How Does Bankruptcy Work In Canada
If you looking to learn how bankruptcies work in Canada, you’ve found the right page.
Bankruptcy is a legal procedure in which you assign (or surrender) your property to a Licensed Insolvency Trustee as part of a process that relieves your debts. You are allowed to keep certain assets, depending on where you reside. Laws dealing with personal bankruptcy are meant to allow the honest but unfortunate debtor a chance to re-start their financial life.
Learn more about what is exempt from Bankruptcy here: Bankruptcy Exemptions.
Let’s continue and cover more information on bankruptcy.
What happens when you declare bankruptcy in Canada?
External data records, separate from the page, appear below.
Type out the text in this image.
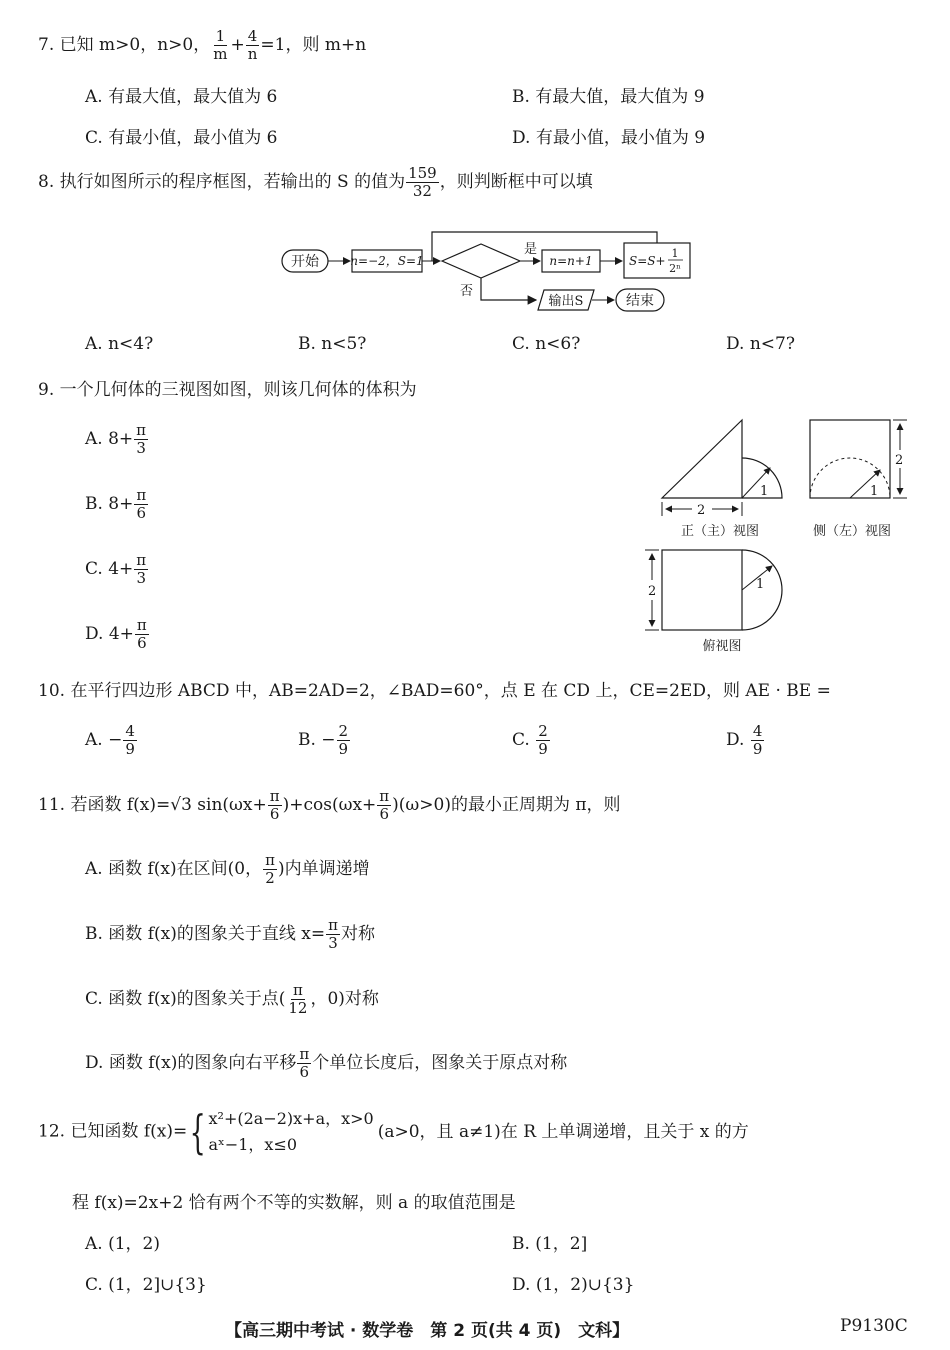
7. 已知 m>0，n>0， $\frac{1}{m} + \frac{4}{n} =1$，则 m+n
A. 有最大值，最大值为 6	B. 有最大值，最大值为 9
C. 有最小值，最小值为 6	D. 有最小值，最小值为 9
8. 执行如图所示的程序框图，若输出的 S 的值为 $\frac{159}{32}$ ，则判断框中可以填
开始	n=−2，S=1
是
n=n+1	S=S+
1
2ⁿ
否
输出S	结束
A. n<4?	B. n<5?	C. n<6?	D. n<7?
9. 一个几何体的三视图如图，则该几何体的体积为
A. $8+ \frac{\pi}{3}$
B. $8+ \frac{\pi}{6}$
C. $4+ \frac{\pi}{3}$
D. $4+ \frac{\pi}{6}$
1
2
正（主）视图
1
2
侧（左）视图
1
2
俯视图
10. 在平行四边形 ABCD 中，AB=2AD=2，∠BAD=60°，点 E 在 CD 上，CE=2ED，则 AE · BE =
A. − $\frac{4}{9}$	B. − $\frac{2}{9}$	C. $\frac{2}{9}$	D. $\frac{4}{9}$
11. 若函数 f(x)=√3 $\sin(\omega x+ \frac{\pi}{6} )+\cos(\omega x+ \frac{\pi}{6} )(\omega>0)$的最小正周期为 π，则
A. 函数 f(x)在区间(0， $\frac{\pi}{2}$ )内单调递增
B. 函数 f(x)的图象关于直线 $x= \frac{\pi}{3}$ 对称
C. 函数 f(x)的图象关于点( $\frac{\pi}{12}$ ，0)对称
D. 函数 f(x)的图象向右平移 $\frac{\pi}{6}$ 个单位长度后，图象关于原点对称
12. 已知函数 f(x)={ x²+(2a−2)x+a，x>0
aˣ−1，x≤0
(a>0，且 a≠1)在 R 上单调递增，且关于 x 的方
程 f(x)=2x+2 恰有两个不等的实数解，则 a 的取值范围是
A. (1，2)	B. (1，2]
C. (1，2]∪{3}	D. (1，2)∪{3}
【高三期中考试 · 数学卷　第 2 页(共 4 页)　文科】	P9130C
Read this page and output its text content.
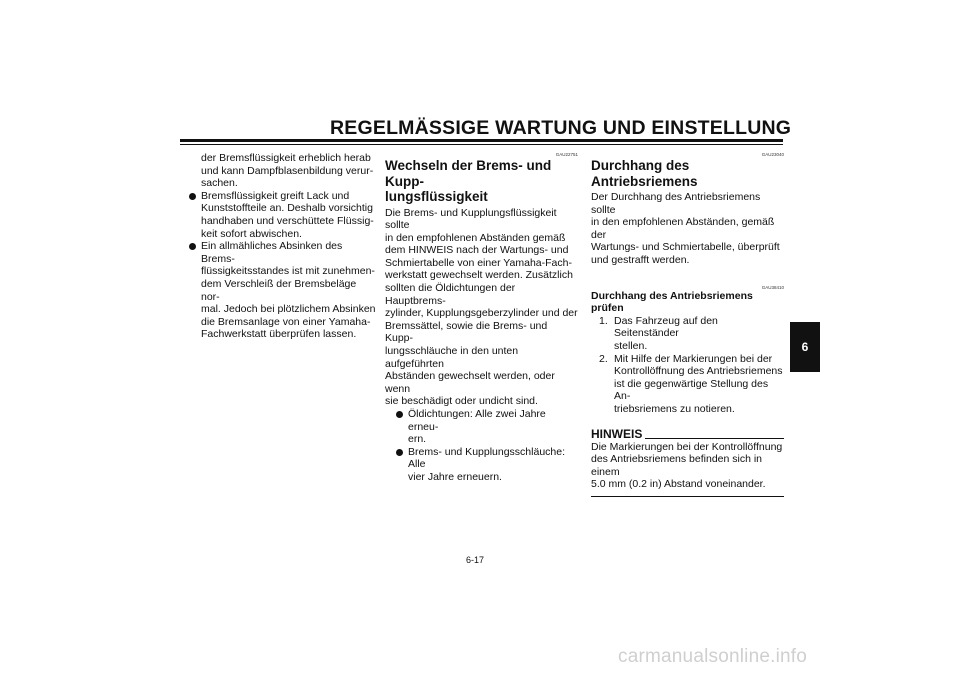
REGELMÄSSIGE WARTUNG UND EINSTELLUNG
der Bremsflüssigkeit erheblich herab
und kann Dampfblasenbildung verur-
sachen.
Bremsflüssigkeit greift Lack und
Kunststoffteile an. Deshalb vorsichtig
handhaben und verschüttete Flüssig-
keit sofort abwischen.
Ein allmähliches Absinken des Brems-
flüssigkeitsstandes ist mit zunehmen-
dem Verschleiß der Bremsbeläge nor-
mal. Jedoch bei plötzlichem Absinken
die Bremsanlage von einer Yamaha-
Fachwerkstatt überprüfen lassen.
GAU22751
Wechseln der Brems- und Kupp-
lungsflüssigkeit
Die Brems- und Kupplungsflüssigkeit sollte
in den empfohlenen Abständen gemäß
dem HINWEIS nach der Wartungs- und
Schmiertabelle von einer Yamaha-Fach-
werkstatt gewechselt werden. Zusätzlich
sollten die Öldichtungen der Hauptbrems-
zylinder, Kupplungsgeberzylinder und der
Bremssättel, sowie die Brems- und Kupp-
lungsschläuche in den unten aufgeführten
Abständen gewechselt werden, oder wenn
sie beschädigt oder undicht sind.
Öldichtungen: Alle zwei Jahre erneu-
ern.
Brems- und Kupplungsschläuche: Alle
vier Jahre erneuern.
GAU23040
Durchhang des Antriebsriemens
Der Durchhang des Antriebsriemens sollte
in den empfohlenen Abständen, gemäß der
Wartungs- und Schmiertabelle, überprüft
und gestrafft werden.
GAU38410
Durchhang des Antriebsriemens prüfen
1. Das Fahrzeug auf den Seitenständer
stellen.
2. Mit Hilfe der Markierungen bei der
Kontrollöffnung des Antriebsriemens
ist die gegenwärtige Stellung des An-
triebsriemens zu notieren.
HINWEIS
Die Markierungen bei der Kontrollöffnung
des Antriebsriemens befinden sich in einem
5.0 mm (0.2 in) Abstand voneinander.
6
6-17
carmanualsonline.info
In Canada, only a Licensed Insolvency Trustee can file the paperwork for a bankruptcy. Meet with a Trustee to discuss your situation. If bankruptcy seems the most beneficial course, the Trustee will prepare the paperwork to file for bankruptcy. See our page: How to File Bankruptcy.
Once the paperwork is signed, your Licensed Insolvency Trustee will electronically transmit your bankruptcy information to the Office of the Superintendent of Bankruptcy in Ottawa (a division of the federal government). The Superintendent of Bankruptcy will inform the credit bureaus of your bankruptcy.
Within five days of the bankruptcy starting, your Trustee will send a copy of your bankruptcy paperwork to each of your creditors, so that they can file a claim with the Trustee.
And now the good news. Once bankruptcy is filed, there is an immediate “stay of proceedings”. This means unsecured creditors can no longer contact you, and cannot begin or continue lawsuits or wage garnishees. (Secured creditors, such as mortgage companies, can still seize assets that you have given as security if you do not keep up your payments.)
Your Trustee will file your outstanding tax returns up to the date of bankruptcy. Any money you owe Canada Revenue Agency will be included in the bankruptcy, so you will no longer owe this money after you complete the bankruptcy. Any tax refunds or GST credits that arrive while you are bankrupt will go to the Trustee for your creditors.
During your bankruptcy, you must fulfill certain duties, such as:
- Attend a meeting of your creditors, if such a meeting is requested (only happens in unusual circumstances).
- Send the Trustee proof of your income each month.
- Make monthly payments to the Trustee, if you have surplus income (your Trustee will explain this).
- Attend two credit counselling sessions to learn budgetting and money management skills.
If you have never before been bankrupt, and if you have no surplus income, you will be eligible for discharge from bankruptcy in nine months. Otherwise, the bankruptcy will be longer. It is your discharge from bankruptcy that officially cancels your debts (with minor exceptions).
What Happens After You File for Bankruptcy?
Your bankruptcy is complete when you receive your Notice of Discharge from your Trustee. At that point, you will be free of the unsecured debts that were included in your bankruptcy. You can begin to rebuild your credit.
A notation about your bankruptcy will remain on your credit bureau report after the date of discharge. This is usually removed automatically after six years. Even while the bankruptcy is still noted on your report, you may be able to get credit from certain lenders. You can help this along by taking active steps to rebuild your credit. Your Trustee can give you advice on getting a new start.